Joseph ne perdit pas de temps à lui répondre. Il la saisit sous les bras, réclama l’aide de ses compagnons pour la descendre du chariot. Elle protesta, gémit, mais elle était trop faible pour lutter. Elle tendit les mains vers Joseph, suppliant d’une voix qui donnait la chair de poule :

— Je t’en supplie, Joseph, accomplis ce miracle… Abdias ne méritait pas cette mort. Il faut qu’il vive encore.

Le visage tendu, grave, Joseph lui caressa la joue sans un mot. D’un signe, il ordonna qu’on l’emporte à l’intérieur de la maison.

* *

Plus tard, alors que Rekab avait garé le char dans la cour, et que le corps d’Abdias en avait été enlevé, Joseph le rejoignit. Avec gentillesse, il posa la main sur l’épaule cocher.

— Nous allons prendre soin d’elle, dit-il en désignant l’aile où logeaient les femmes et où Miryem avait été portée. Merci pour ce que tu as fait. Le voyage a dû être rude. Il faut te nourrir et prendre du repos.

Rekab montra les mules qu’il venait de libérer du joug.

— Il faut les soigner et les nourrir, elles aussi. Demain, je repartirai. C’est le char de Rachel de Magdala. Je dois le lui ramener au plus vite…

— Mes compagnons vont s’occuper des bêtes, répliqua Joseph. Tu en as assez fait pour aujourd’hui. Ne t’inquiète pas pour ta maîtresse. Elle peut attendre son char quelques jours de plus. Ainsi, tu lui rapporteras de bonnes nouvelles de Miryem.

Rekab hésita, ayant envie tout à la fois de protester et d’accepter. Joseph l’impressionnait. Sa bienveillance, son calme, son crâne chauve, son regard bleu et doux, le grand respect que lui témoignaient les jeunes esséniens qui s’activaient dans la maison… tout l’intimidait en cet homme. Cependant, son cœur saignait. Ce qu’il venait de vivre tournoyait dans son esprit et dépassait son imagination.

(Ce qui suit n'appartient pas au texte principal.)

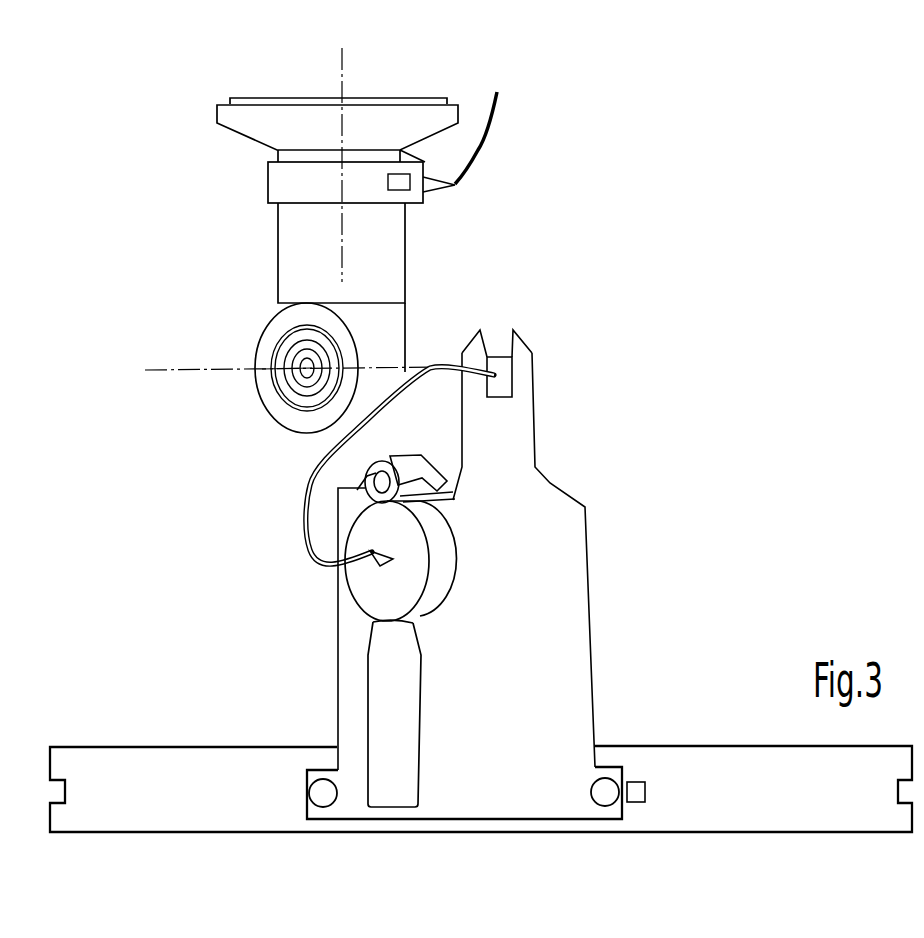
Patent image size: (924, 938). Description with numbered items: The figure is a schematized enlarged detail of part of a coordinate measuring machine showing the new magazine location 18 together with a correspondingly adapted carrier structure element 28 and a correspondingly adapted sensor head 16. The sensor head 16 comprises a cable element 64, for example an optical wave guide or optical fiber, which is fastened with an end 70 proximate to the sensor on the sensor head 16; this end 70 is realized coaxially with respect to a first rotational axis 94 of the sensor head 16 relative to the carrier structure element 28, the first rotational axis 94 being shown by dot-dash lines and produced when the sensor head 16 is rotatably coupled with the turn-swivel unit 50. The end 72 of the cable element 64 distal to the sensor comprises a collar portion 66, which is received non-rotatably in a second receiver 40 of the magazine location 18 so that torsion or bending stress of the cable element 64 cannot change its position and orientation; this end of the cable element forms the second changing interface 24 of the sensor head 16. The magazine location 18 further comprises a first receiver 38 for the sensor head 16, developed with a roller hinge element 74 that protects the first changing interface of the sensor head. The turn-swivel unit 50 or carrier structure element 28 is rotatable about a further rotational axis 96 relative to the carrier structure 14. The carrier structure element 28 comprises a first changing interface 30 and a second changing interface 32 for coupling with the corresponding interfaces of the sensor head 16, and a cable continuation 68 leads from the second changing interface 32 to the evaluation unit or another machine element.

The carrier structure 14 is at (260, 110).
The sensor head 16 is at (387, 653).
The magazine location 18 is at (617, 580).
The second changing interface 24 is at (537, 370).
The carrier structure element 28 is at (513, 195).
The first changing interface 30 is at (263, 360).
The second changing interface 32 is at (430, 160).
The first receiver 38 is at (338, 505).
The second receiver 40 is at (522, 326).
The turn-swivel unit 50 is at (275, 245).
The cable element 64 is at (430, 375).
The collar portion 66 is at (502, 372).
The cable continuation 68 is at (497, 96).
The end proximate to the sensor 70 is at (370, 558).
The end distal to the sensor 72 is at (476, 357).
The roller hinge element 74 is at (367, 470).
The first rotational axis 94 is at (170, 372).
The further rotational axis 96 is at (342, 67).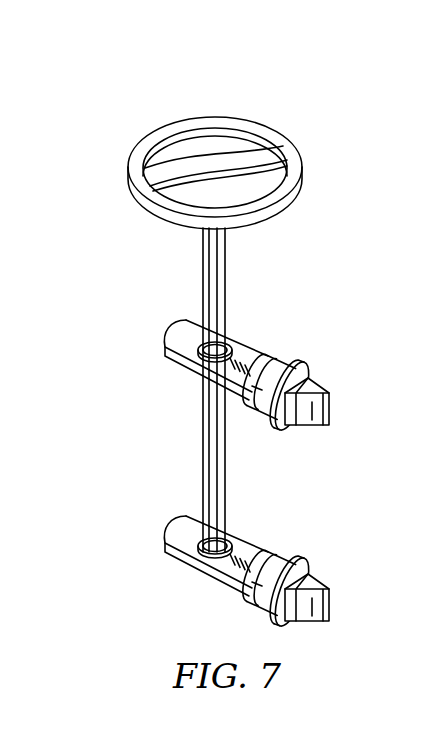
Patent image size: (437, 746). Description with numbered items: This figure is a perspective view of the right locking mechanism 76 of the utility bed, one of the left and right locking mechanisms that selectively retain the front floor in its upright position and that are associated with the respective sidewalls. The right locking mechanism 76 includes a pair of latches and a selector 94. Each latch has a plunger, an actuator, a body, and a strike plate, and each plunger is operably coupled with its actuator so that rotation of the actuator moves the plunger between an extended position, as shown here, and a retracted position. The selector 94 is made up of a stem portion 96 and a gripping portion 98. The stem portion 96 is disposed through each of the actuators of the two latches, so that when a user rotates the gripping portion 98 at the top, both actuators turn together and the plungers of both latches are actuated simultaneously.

The right locking mechanism 76 is at (346, 292).
The selector 94 is at (215, 131).
The stem portion 96 is at (203, 446).
The gripping portion 98 is at (189, 120).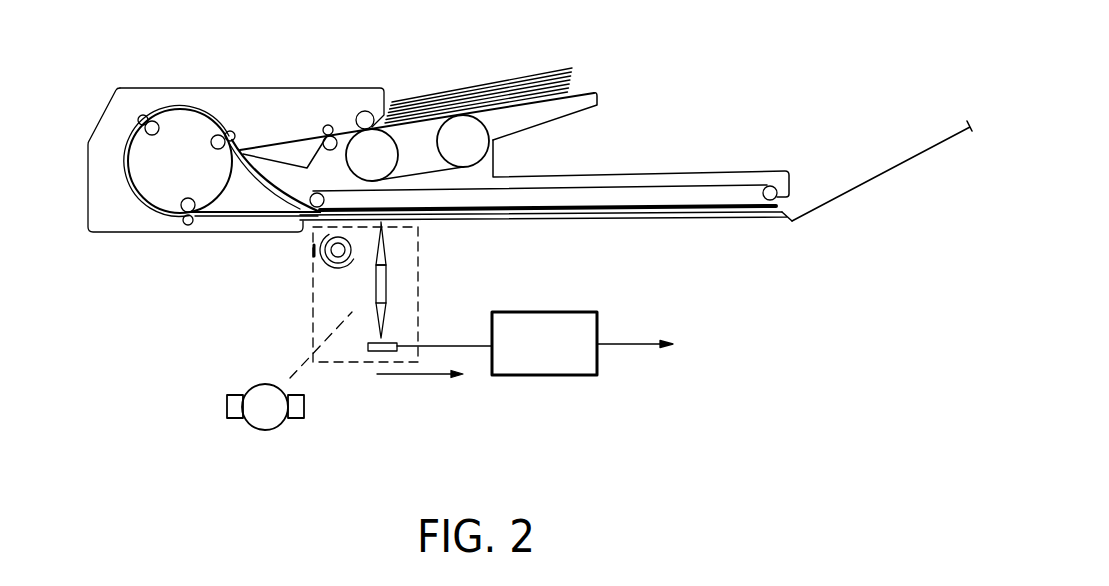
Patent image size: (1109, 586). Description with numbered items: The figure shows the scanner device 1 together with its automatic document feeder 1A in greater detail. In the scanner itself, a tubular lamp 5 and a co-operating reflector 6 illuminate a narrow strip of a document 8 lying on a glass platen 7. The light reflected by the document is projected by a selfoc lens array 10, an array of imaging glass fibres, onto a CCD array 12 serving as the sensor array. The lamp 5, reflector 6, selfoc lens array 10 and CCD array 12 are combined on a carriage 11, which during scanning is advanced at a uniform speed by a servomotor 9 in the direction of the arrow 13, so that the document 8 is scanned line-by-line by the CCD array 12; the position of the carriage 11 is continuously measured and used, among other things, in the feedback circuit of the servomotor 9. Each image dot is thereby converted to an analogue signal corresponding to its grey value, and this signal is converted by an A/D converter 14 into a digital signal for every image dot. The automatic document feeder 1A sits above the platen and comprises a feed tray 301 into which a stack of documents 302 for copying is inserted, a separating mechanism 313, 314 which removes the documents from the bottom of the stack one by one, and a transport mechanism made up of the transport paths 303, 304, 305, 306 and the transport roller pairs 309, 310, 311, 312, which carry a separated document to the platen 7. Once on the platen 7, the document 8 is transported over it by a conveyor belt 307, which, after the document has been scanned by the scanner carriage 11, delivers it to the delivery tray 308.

Les doigts de Joseph serrèrent affectueusement son épaule. Le sage le conduisit vers la grande salle commune.

— Je connaissais mal ce garçon, Abdias, remarqua-t-il. Mais Joachim, le père de Miryem, m’en a dit beaucoup de bien. Cette mort est triste. Mais toutes les morts sont tristes et injustes.

Ils pénétrèrent dans une longue pièce voûtée, toute blanche, uniquement meublée d’une immense table et de bancs.

— Il ne faut pas t’inquiéter pour Miryem, dit encore Joseph. Elle est forte. Demain, elle ira mieux.

À nouveau Rekab fut impressionné par l’attention que lui marquait le maître des esséniens. Même dans la demeure de Rachel, on ne le traitait pas avec autant d’égards, lui, le cocher. Il chercha les yeux si bleus de Joseph et dit :

— Barabbas le brigand était avec nous cette nuit. C’est lui qui a apporté le petit à Magdala…

Joseph hocha la tête. Il fit asseoir Rekab, s’installa près de lui. Un jeune frère était déjà là, qui déposa devant eux une écuelle de semoule et un gobelet d’eau.

Rekab, la main un peu tremblante, porta à sa bouche une première cuillerée. Puis il reposa la cuillère, se tourna vers Joseph et se mit à raconter toute l’horreur qu’avait été ce voyage.